The first couple of requirements are to be expected...the return must be truthful and the taxpayer must not be guilty of tax evasion. It goes without saying that in order to benefit from the protections included in the bankruptcy code with respect to income tax obligations the taxpayer must have filed an accurate and truthful tax return. You cannot commit tax fraud and then expect to walk away from the debt. The same logic applies to someone guilty of tax evasion. You cannot be found guilty of such a crime and then expect to discharge the debts in a bankruptcy proceeding.
Now for the technical requirements. First, the due date for the returns in question must have been at least three years prior to the date of the bankruptcy filing. For instance, if you file bankruptcy May 1, 2009, the taxes you want to discharge must have been due before May 1, 2006. Thus, any personal income taxes from years 2005 and earlier would be eligible for discharge assuming they meet the other criteria.
Second, the tax returns in questions must have been filed at least two years earlier than the bankruptcy filing date. Using our example above, if you file bankruptcy May 1, 2009 and you want to discharge your 2005 tax liability, which would have first become due on April 15, 2006 (assuming no extensions were filed) but you did not file the actual return itself until May 2, 2007, you would not be able to discharge those taxes. While the due date would have been more than three years before the date of filing, the return would not have been on file for at least two years, This is an excellent example of how important planning can be when it comes to filing bankruptcy. This is also a great reason to be sure you file your tax returns on time every single year. If you don't file the returns, you cannot discharge the debts ever.

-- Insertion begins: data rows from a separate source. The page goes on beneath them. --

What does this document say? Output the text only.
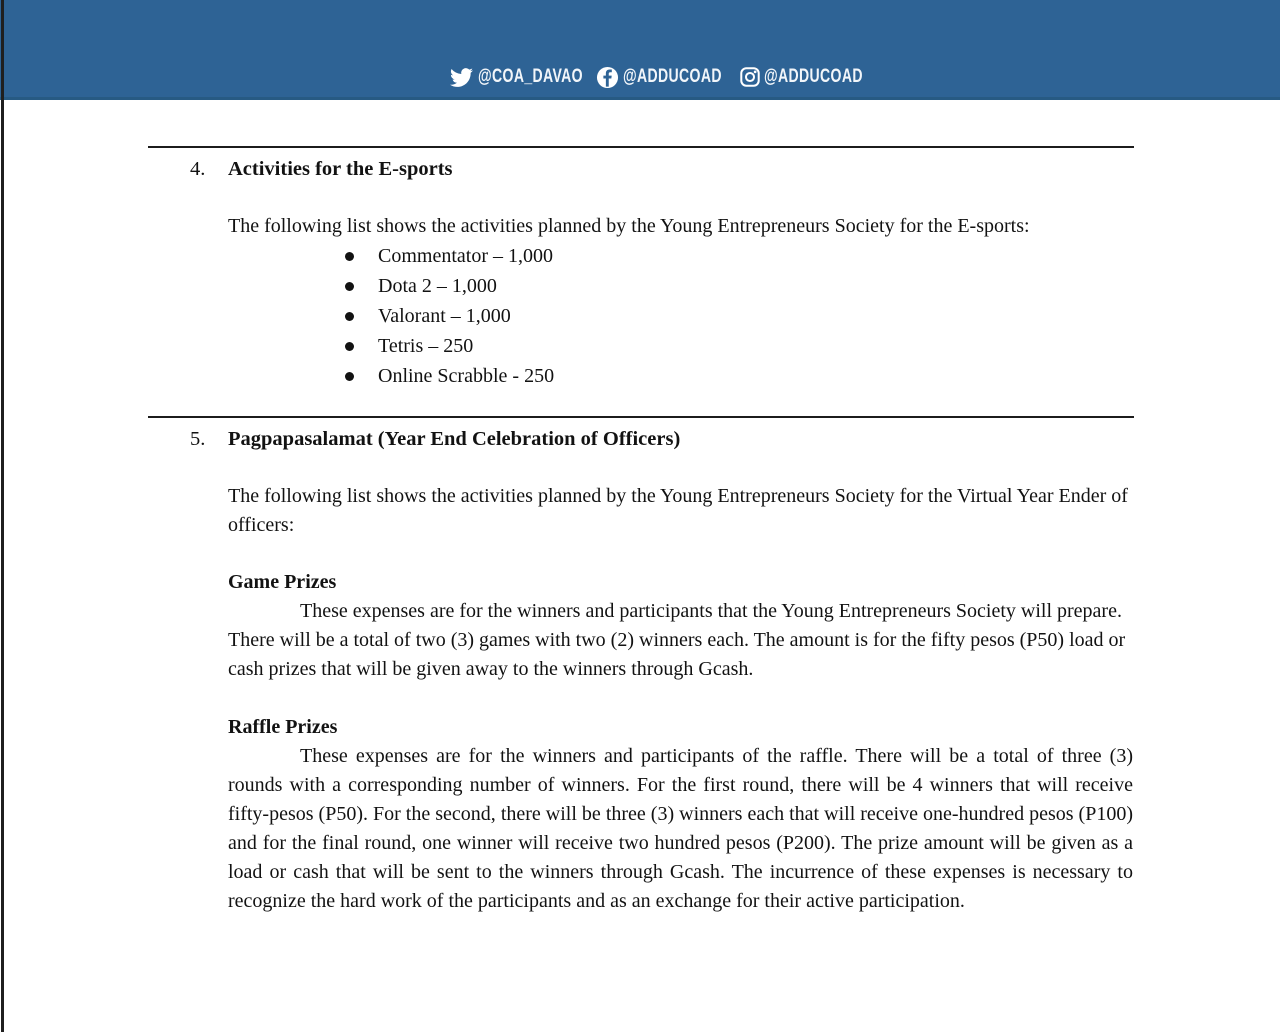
@COA_DAVAO @ADDUCOAD @ADDUCOAD
4.	Activities for the E-sports

The following list shows the activities planned by the Young Entrepreneurs Society for the E-sports:

Commentator – 1,000
Dota 2 – 1,000
Valorant – 1,000
Tetris – 250
Online Scrabble - 250
5.	Pagpapasalamat (Year End Celebration of Officers)

The following list shows the activities planned by the Young Entrepreneurs Society for the Virtual Year Ender of officers:

Game Prizes

These expenses are for the winners and participants that the Young Entrepreneurs Society will prepare. There will be a total of two (3) games with two (2) winners each. The amount is for the fifty pesos (P50) load or cash prizes that will be given away to the winners through Gcash.

Raffle Prizes

These expenses are for the winners and participants of the raffle. There will be a total of three (3) rounds with a corresponding number of winners. For the first round, there will be 4 winners that will receive fifty-pesos (P50). For the second, there will be three (3) winners each that will receive one-hundred pesos (P100) and for the final round, one winner will receive two hundred pesos (P200). The prize amount will be given as a load or cash that will be sent to the winners through Gcash. The incurrence of these expenses is necessary to recognize the hard work of the participants and as an exchange for their active participation.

The third requirement is that the tax assessment must be at least 240 days old. This requirement can be a technical issue within the taxing authority itself. This is typically not a problem for most people. Instead, failure to timely file the returns is what normally prevents a debtor from being able to discharge their tax obligations. For most people who file their tax returns on time, they will be able to walk away from income tax obligations which fall outside of the three year window. The reason is that if the return was timely filed and the three years have passed, the return, by the very nature of the timely filing, has been on file for more than two years and the assessment has typically occurred long before the 240 day window.

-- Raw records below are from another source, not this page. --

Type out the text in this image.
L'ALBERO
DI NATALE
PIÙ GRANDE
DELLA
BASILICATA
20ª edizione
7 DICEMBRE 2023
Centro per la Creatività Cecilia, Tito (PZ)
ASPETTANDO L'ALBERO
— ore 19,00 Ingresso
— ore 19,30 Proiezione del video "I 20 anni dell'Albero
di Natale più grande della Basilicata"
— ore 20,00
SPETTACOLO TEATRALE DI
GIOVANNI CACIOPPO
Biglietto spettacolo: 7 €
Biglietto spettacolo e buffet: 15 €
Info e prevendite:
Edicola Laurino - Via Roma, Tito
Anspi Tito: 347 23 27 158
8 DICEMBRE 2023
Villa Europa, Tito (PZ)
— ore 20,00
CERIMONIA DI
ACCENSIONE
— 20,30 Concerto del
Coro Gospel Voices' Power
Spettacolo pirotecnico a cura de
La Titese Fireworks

The next logical question is "what happens to the debts that aren't eligible for discharge"? First, the IRS will have to wait to pursue you until your case is discharged. Thus, Uncle Sam will have to cool his heals for about four months. These taxes will be given a priority designation by the Court and will be paid from any non-exempt assets after the payment of secured claims and/or any higher priority claims. If, and this usually does not happen, there are sufficient assets from which to pay the taxes which survive the discharge, they will be paid by the Trustee. Normally, there are not any assets with which the Trustee can pay the priority taxes. This means the debtor will still owe the non-dischargeable taxes after the bankruptcy case is concluded. If necessary, the debtor could wait the necessary time period (four years) and file a Chapter 13. If the debtor can't afford to wait four years because of the pressure from the IRS, the debtor can still file a Chapter 13 so long as he proposes to pay 100% of the tax obligation over the life of the plan.

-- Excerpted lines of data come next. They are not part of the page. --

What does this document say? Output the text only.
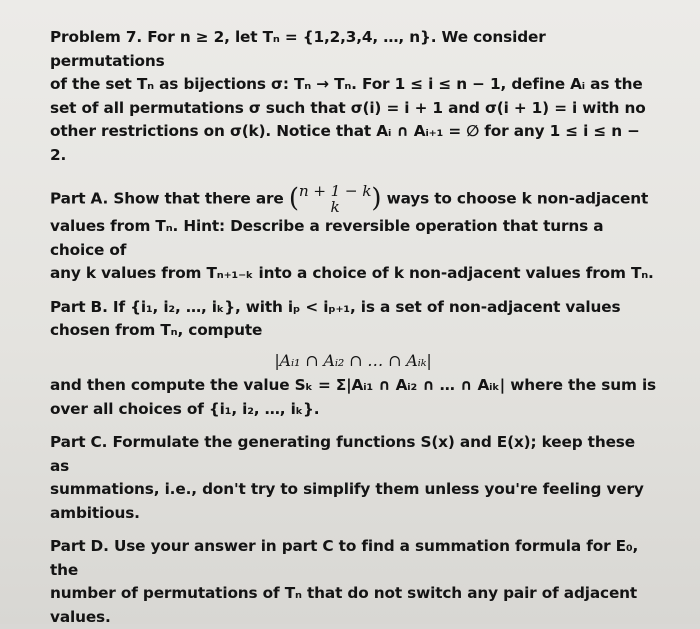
Problem 7. For n ≥ 2, let Tₙ = {1,2,3,4, …, n}. We consider permutations
of the set Tₙ as bijections σ: Tₙ → Tₙ. For 1 ≤ i ≤ n − 1, define Aᵢ as the
set of all permutations σ such that σ(i) = i + 1 and σ(i + 1) = i with no
other restrictions on σ(k). Notice that Aᵢ ∩ Aᵢ₊₁ = ∅ for any 1 ≤ i ≤ n −
2.
Part A. Show that there are (n + 1 − k
k ) ways to choose k non-adjacent
values from Tₙ. Hint: Describe a reversible operation that turns a choice of
any k values from Tₙ₊₁₋ₖ into a choice of k non-adjacent values from Tₙ.
Part B. If {i₁, i₂, …, iₖ}, with iₚ < iₚ₊₁, is a set of non-adjacent values
chosen from Tₙ, compute
|Aᵢ₁ ∩ Aᵢ₂ ∩ … ∩ Aᵢₖ|
and then compute the value Sₖ = Σ|Aᵢ₁ ∩ Aᵢ₂ ∩ … ∩ Aᵢₖ| where the sum is
over all choices of {i₁, i₂, …, iₖ}.
Part C. Formulate the generating functions S(x) and E(x); keep these as
summations, i.e., don't try to simplify them unless you're feeling very
ambitious.
Part D. Use your answer in part C to find a summation formula for E₀, the
number of permutations of Tₙ that do not switch any pair of adjacent
values.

Please note that the same guidelines are true for state income taxes as well. I refer to the IRS in the above discussion but that is only for simplicity purposes. You can discharge income taxes owed to the Indiana Department of Revenue as well assuming you meet the criteria.
Lastly, while I have tried to simply things for you in this blog post, the tax and bankruptcy codes are very complex. Thus, it is important for me to review each debtor's case in detail to better understand which taxes are eligible for discharge.